Et toutes les questions sous-jacentes : quel est le montant nécessaire pour assurer une vie décente ? Faut-il organiser une meilleure éducation pour que les liens entre causes et conséquences soient mieux perçus par les individus (comme on le pratique par exemple contre le tabagisme ou contre l’obésité) ? Comment traiter les citoyens qui ne jouent pas le jeu de la société tout en restant dans les lois ? Autrement dit comment organiser les lois ?

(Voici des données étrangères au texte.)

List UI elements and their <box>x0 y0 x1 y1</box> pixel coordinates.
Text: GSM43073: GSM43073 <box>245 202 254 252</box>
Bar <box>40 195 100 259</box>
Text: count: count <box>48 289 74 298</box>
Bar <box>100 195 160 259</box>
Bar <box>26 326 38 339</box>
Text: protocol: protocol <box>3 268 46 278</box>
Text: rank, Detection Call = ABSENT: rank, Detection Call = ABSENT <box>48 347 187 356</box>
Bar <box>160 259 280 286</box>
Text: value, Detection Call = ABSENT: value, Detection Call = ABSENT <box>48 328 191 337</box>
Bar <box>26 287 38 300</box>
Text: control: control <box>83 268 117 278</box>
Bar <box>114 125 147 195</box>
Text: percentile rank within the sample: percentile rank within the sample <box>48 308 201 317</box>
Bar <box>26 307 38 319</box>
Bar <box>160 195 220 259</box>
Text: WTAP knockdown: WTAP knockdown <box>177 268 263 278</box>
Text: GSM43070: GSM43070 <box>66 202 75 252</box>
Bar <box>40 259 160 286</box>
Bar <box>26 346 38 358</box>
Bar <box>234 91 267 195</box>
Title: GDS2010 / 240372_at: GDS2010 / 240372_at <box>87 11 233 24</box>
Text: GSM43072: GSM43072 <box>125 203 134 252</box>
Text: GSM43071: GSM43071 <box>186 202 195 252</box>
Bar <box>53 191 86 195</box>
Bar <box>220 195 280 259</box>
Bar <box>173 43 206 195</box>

Y a-t-il, pour l’instant, une justice dans la répartition des richesses ? C’est la question cruciale car si les richesses étaient infinies, il n’y aurait aucune raison de s’interroger sur qui a droit au SMIC.

Un débat annihilé

Toutes ces questions relèvent du débat politique. Or, et c’est que nous reprochons à l’approche prônée par M. Viktorovitch, la critique scandaleuse de Mme Graziani, est purement et simplement annihilée. Et le débat est anéanti par des arguments non rationnels et non régulés. Un tel processus écrase aussi ceux qui voudraient pouvoir discuter sur le thème du partage des richesses et se retrouvent de facto bannis. De là à dire que M. Viktorovitch est un défenseur du pouvoir en place déguisé en chroniqueur, il y a un pas que nous ne franchirons certainement pas. Nous pensons seulement que sa réaction est mal calibrée. Et nous craignons que certains, frustrés par l’anathème, s'éloigneront du débat, ce qui n’est bon ni pour la presse ni pour le vivre ensemble ni, a fortiori, pour la démocratie en général. Ceci étant dit, rendons à César ce qui est à César: les propos tenus par Mme Graziani conduisaient inéluctablement à la polémique, pas au débat.